Proceedings of the International Conference on Computational Innovations and Emerging Trends (ICCIET- 2024)

Analysis of Diseases in Farm Crops Using Image Processing and Machine Learning Techniques

Authors
C. Siva Kumar1, *, Kodadala Charishma Reddy2, Mounika Annam2, Ch Govardhan Reddy2, Enamala Pujith2
1Associate Professor, Dept. of CSSE, Mohan Babu University(Erstwhile Sree Vidyanikethan Engineering College), Tirupati, India
2UG Scholar, Department of Computer Science and Systems Engineering, Sree Vidyanikethan Engineering College, Tirupati, India
*Corresponding author. Email: sivakumar.c@vidyanikethan.edu
Corresponding Author
C. Siva Kumar
Available Online 30 July 2024.
DOI
10.2991/978-94-6463-471-6_35How to use a DOI?
Keywords
Image processing; Image Acquisition; Pre-processing; Feature Extraction; Neural networks; Activation Function and Pooling Layers
Abstract

The existence of plant diseases is a matter of considerable health apprehension for all forms of life.
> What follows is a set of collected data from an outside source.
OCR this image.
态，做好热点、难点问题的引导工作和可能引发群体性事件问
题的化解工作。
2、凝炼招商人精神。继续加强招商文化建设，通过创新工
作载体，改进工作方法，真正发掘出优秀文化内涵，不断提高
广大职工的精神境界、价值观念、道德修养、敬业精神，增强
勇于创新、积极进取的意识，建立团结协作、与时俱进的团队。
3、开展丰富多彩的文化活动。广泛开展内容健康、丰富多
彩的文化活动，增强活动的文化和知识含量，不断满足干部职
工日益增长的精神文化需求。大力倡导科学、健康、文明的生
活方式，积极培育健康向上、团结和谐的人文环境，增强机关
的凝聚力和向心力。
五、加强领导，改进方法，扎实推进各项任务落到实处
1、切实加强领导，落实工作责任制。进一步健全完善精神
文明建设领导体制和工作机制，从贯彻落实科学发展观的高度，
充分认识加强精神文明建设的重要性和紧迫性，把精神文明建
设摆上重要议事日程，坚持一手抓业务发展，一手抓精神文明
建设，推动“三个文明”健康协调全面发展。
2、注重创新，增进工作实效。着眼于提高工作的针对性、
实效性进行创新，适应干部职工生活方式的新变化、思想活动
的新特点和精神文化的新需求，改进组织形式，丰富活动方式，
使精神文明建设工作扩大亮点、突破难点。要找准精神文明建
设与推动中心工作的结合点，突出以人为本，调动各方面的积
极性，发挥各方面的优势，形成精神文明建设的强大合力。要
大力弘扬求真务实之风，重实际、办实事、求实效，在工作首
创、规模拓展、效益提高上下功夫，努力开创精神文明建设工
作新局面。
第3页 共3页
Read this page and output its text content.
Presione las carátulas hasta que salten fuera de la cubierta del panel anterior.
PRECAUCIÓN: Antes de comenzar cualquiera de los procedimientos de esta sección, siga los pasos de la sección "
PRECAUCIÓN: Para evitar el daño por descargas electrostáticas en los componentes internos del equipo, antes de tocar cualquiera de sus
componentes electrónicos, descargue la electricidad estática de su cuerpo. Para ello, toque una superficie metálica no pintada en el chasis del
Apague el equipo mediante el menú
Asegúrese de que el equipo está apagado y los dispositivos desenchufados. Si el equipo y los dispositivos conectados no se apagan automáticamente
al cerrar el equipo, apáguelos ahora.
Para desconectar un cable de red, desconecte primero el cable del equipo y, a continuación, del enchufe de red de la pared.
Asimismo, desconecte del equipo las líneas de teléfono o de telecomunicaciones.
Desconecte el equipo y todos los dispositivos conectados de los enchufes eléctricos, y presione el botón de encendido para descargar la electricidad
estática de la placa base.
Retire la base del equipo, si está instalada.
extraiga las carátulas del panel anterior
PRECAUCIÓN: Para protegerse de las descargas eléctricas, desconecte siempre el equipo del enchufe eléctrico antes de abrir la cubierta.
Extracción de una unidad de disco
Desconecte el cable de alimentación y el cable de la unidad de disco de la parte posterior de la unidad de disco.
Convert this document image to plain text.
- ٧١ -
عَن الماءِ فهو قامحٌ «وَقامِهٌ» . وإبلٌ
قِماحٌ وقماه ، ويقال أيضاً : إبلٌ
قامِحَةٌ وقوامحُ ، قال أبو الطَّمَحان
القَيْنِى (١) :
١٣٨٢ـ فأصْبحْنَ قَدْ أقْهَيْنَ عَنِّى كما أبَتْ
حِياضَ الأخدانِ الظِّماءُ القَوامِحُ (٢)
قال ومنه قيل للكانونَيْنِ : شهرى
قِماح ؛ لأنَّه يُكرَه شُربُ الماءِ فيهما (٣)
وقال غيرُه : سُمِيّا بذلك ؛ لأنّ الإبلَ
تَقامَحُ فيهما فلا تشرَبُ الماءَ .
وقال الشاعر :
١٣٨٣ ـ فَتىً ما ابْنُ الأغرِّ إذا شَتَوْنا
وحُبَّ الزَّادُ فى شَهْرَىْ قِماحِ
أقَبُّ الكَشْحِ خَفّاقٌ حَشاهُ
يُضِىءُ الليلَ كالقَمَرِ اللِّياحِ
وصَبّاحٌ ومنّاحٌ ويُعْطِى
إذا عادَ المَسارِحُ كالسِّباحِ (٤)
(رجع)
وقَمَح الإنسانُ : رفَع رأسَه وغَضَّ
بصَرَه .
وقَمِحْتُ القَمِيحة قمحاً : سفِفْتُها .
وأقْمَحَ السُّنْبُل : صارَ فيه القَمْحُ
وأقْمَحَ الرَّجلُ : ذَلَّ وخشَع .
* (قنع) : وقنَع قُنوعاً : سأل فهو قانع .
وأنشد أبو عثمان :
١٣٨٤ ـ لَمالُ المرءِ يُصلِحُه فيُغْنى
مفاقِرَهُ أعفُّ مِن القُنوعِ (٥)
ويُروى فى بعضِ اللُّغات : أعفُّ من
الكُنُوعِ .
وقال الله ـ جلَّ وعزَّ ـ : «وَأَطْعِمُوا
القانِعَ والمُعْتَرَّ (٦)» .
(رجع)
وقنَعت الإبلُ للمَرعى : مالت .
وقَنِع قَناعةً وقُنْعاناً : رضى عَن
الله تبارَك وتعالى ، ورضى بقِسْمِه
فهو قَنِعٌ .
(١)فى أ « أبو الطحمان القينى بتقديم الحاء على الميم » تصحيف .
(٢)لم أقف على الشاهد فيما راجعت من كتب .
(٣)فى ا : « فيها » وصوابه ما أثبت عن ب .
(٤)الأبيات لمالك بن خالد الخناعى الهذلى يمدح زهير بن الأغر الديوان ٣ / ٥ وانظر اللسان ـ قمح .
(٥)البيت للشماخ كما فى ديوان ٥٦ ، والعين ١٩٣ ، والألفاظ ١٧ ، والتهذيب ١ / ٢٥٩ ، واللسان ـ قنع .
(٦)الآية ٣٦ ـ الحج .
Timely identification of diseases enables farmers to promptly implement the required remedies, thereby enhancing agricultural productivity. Machine learning stands at the forefront of modern technology, serving as the foundation for precision agriculture by facilitating the creation of sophisticated techniques for disease detection and classification. This project delves into the detection of plant diseases through the use of visual recognition technology. Upon uploading an image of the infected leaf to our application, it will undergo analysis. The application will then promptly identify the disease and provide recommended preventive methods directly within the application. Managing diseases poses a formidable challenge. Diseases are predominantly observed on the leaves or stems of plants. Accurately measuring diseases, pests, and traits that are visually observed has not been thoroughly explored due to the intricate nature of visual patterns. This paper introduces an approach for identifying leaf diseases through the utilization of advanced machine learning and image processing methods, addressing the escalating demand for enhanced and accurate image pattern recognition in this context. Using image processing and CNNs for detecting plant diseases involves capturing and preprocessing plant images, extracting relevant features, and then using a CNN to learn and identify patterns indicative of diseases. Image Processing involves Image Acquisition, Pre-processing and Feature Extraction, whereas CNN involves Convolutional Layers, Activation Function, Pooling Layers, Fully Connected Layers and Output Layers.

Copyright
© 2024 The Author(s)
Open Access
Open Access This chapter is licensed under the terms of the Creative Commons Attribution-NonCommercial 4.0 International License (http://creativecommons.org/licenses/by-nc/4.0/), which permits any noncommercial use, sharing, adaptation, distribution and reproduction in any medium or format, as long as you give appropriate credit to the original author(s) and the source, provide a link to the Creative Commons license and indicate if changes were made.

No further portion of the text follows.